Tenente ADOLFO FERRERO |
Dicembre 2005 |
A più di quarant'anni dalla fine della grande guerra, venne ritrovata accanto alle ossa del proprio attendente la
lettera-testamento scritta dal Ten. Adolfo Ferrero di Torino del Battaglione “Val Dora” del 3° Rgt Alpini, Medaglia
d'argento al valor militare, morto il 19 giugno 1917 mentre l'inferno della battaglia sull'Ortigara divampava mietendo
migliaia di vittime.
La missiva redatta il 18 giugno, poche ore prima dell'eroica dipartita dell'ufficiale, era indirizzata ai propri
genitori e si trova conservata presso il Museo dell'Ossario di Asiago.
Il testo viene letto durante la cerimonia solenne al Santuario del Monte Lozze ed è diventata il simbolo struggente
dell'incommensurabile durezza della Guerra e del sacrifico di un'intera gioventù.
Cari genitori,
scrivo questo foglio nella speranza che non vi sia il bisogno di farvelo pervenire. Non ne posso però fare a meno: il
pericolo è grave, imminente. Avrei rimorso se non dedicassi a voi questi istanti di libertà, per farvi un ultimo saluto.

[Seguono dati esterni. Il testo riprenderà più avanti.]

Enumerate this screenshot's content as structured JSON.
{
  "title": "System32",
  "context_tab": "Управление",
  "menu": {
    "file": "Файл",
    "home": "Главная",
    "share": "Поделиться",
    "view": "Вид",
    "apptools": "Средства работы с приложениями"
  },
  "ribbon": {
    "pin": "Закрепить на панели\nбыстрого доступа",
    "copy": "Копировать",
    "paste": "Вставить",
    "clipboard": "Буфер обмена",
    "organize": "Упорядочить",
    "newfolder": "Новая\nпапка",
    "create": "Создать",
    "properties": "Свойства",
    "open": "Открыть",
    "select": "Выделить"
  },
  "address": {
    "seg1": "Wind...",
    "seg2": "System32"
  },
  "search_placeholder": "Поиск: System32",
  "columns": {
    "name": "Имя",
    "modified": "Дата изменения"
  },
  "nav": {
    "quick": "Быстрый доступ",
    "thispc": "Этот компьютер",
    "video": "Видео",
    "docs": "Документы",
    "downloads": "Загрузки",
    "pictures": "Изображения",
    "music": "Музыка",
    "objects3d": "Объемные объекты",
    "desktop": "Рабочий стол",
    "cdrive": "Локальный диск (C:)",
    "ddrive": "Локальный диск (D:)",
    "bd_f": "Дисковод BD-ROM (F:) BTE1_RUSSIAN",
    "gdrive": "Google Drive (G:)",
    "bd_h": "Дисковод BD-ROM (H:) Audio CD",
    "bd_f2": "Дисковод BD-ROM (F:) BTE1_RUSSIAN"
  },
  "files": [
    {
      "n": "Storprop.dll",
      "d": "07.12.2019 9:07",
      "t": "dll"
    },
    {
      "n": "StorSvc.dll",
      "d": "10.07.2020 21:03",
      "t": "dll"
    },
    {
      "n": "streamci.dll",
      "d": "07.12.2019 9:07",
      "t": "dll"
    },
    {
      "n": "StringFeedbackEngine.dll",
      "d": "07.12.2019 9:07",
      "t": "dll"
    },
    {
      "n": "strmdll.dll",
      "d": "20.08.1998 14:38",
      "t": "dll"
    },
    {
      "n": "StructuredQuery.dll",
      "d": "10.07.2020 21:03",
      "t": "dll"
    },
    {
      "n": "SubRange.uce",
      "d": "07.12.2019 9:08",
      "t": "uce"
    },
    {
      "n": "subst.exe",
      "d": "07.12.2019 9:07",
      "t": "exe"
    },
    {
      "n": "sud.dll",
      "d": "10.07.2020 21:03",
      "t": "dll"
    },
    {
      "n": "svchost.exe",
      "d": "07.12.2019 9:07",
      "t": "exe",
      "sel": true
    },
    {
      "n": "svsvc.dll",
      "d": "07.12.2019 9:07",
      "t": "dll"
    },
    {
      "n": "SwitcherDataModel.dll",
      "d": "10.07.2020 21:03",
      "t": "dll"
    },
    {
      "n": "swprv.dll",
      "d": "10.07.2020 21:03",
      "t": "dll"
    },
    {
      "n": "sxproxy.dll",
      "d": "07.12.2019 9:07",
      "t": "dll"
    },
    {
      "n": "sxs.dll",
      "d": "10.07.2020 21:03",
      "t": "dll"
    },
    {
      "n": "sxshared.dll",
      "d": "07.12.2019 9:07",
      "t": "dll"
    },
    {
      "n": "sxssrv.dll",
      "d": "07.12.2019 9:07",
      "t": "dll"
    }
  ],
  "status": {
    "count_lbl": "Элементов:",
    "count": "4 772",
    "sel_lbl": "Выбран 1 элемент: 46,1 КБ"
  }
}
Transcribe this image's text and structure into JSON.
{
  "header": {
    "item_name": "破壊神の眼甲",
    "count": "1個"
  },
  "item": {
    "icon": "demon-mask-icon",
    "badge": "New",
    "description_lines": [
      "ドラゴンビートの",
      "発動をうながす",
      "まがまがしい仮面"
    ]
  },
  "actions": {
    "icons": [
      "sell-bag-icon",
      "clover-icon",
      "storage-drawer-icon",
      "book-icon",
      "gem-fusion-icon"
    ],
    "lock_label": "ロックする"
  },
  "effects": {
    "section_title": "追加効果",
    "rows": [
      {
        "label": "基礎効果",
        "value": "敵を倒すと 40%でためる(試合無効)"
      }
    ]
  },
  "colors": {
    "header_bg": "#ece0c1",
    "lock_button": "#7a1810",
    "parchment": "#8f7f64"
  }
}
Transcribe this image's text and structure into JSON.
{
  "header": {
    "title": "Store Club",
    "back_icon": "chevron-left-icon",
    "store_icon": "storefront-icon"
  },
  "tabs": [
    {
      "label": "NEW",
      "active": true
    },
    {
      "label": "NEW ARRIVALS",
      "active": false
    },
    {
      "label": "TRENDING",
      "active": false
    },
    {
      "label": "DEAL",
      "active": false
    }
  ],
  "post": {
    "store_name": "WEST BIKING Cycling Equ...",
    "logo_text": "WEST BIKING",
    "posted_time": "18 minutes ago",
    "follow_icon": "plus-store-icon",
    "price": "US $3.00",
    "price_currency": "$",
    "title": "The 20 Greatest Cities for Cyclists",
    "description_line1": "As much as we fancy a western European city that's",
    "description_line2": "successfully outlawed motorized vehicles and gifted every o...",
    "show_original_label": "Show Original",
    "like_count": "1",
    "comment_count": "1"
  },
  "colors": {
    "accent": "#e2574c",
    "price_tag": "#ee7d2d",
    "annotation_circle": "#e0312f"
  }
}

Voi sapete che io odio la retorica, . no, . no, non è retorica quello che sto facendo. Sento in me la vita che reclama
la sua parte di sole, sento le mie ore contate, presagisco una morte gloriosa, ma orrenda. Fra cinque ore qui sarà un
inferno, tremerà la terra, si oscurerà il cielo, una densa caligine coprirà ogni cosa, e rombi, e tuoni e boati
risuoneranno fra questi cupi monti, cupi come le esplosioni che in quest'istante medesimo odo in lontananza. Il cielo si
è fatto nuvoloso; piove.
Vorrei dirvi tante cose, tante. ma voi ve le immaginate. Vi amo. Vi amo tutti. Darei un tesoro per potervi rivedere,. ma
non posso. Il mio cieco destino non vuole. Penso, in queste ultime ore di calma apparente, a te Papà, a te Mamma, che
occupate il primo posto nel mio cuore, a te Beppe, fanciullo innocente, a te Adelina addio. che debbo dire? Mi manca la
parola; un cozzare di idee, una ridda di liete, tristi fantasie, un presentimento atroce che mi tolgono l'espressione.
No, no, non è paura. Io non ho paura! Mi sento ora commosso, pensando a voi, a quanto lascio; ma so dimostrarmi forte di
fronte ai miei soldati, calmo e sorridente. Del resto anche essi hanno un morale elevatissimo. Quando riceverete questo
scritto fattovi recapitare da un'anima buona, non piangete e Siate forti, come saprò esserlo io. Un figlio morto per la
Patria non è mai morto. Il mio nome resti scolpito indelebilmente nell'animo dei miei fratelli, il mio abito
militare, la mia fidata pistola (se vi verrà recapitata) gelosamente conservati siano a testimonianza della mia fine
gloriosa. E se per ventura mi sarò guadagnata una medaglia, resti quella a Giuseppe.
O genitori, parlate, parlate, parlate, fra qualche anno, quando saranno in grado di capirvi, ai miei fratellini, di me,
morto a vent'anni per la Patria. Parlate loro di me, sforzatevi a risvegliare in loro il ricordo di me.
M'è doloroso il pensiero di venire dimenticato da essi. Fra dieci, vent'anni forse non sapranno nemmeno di avermi avuto
fratello. A voi poi mi rivolgo. Perdono, perdono vi chiedo, se v'ò fatto soffrire, se v'ò dato dispiaceri. Credetelo non
fu per malizia, se la mia inesperta giovinezza vi ha fatto sopportare degli affanni, vi prego di volermelo perdonare.
Spoglio di questa vita terrena, andrò a godere di quel bene che credo di essermi meritato. A Voi Babbo e Mamma un bacio,
un bacio solo che dica tutto il mio affetto. A Beppe a Nina un altro. Avrei un monito: ricordatevi di vostro fratello.
Sacra è la religione dei morti. Siate buoni, il mio spirito sarà con voi per sempre. A Voi lascio ogni mia sostanza. E'
poca cosa. Voglio però che sia da voi gelosamente conservata. A Mamma, a Papà lascio. il mio affetto immenso. E' il
ricordo più stimabile che posso loro lasciare. Alla mia zia Eugenia il Crocefisso d'argento, al mio zio Giulio la mia
Madonnina d'oro. La porterà certamente. La mia divisa a Beppe, con le mie armi e le mie robe. Il
portafoglio (lire 100) lo lascio all'attendente.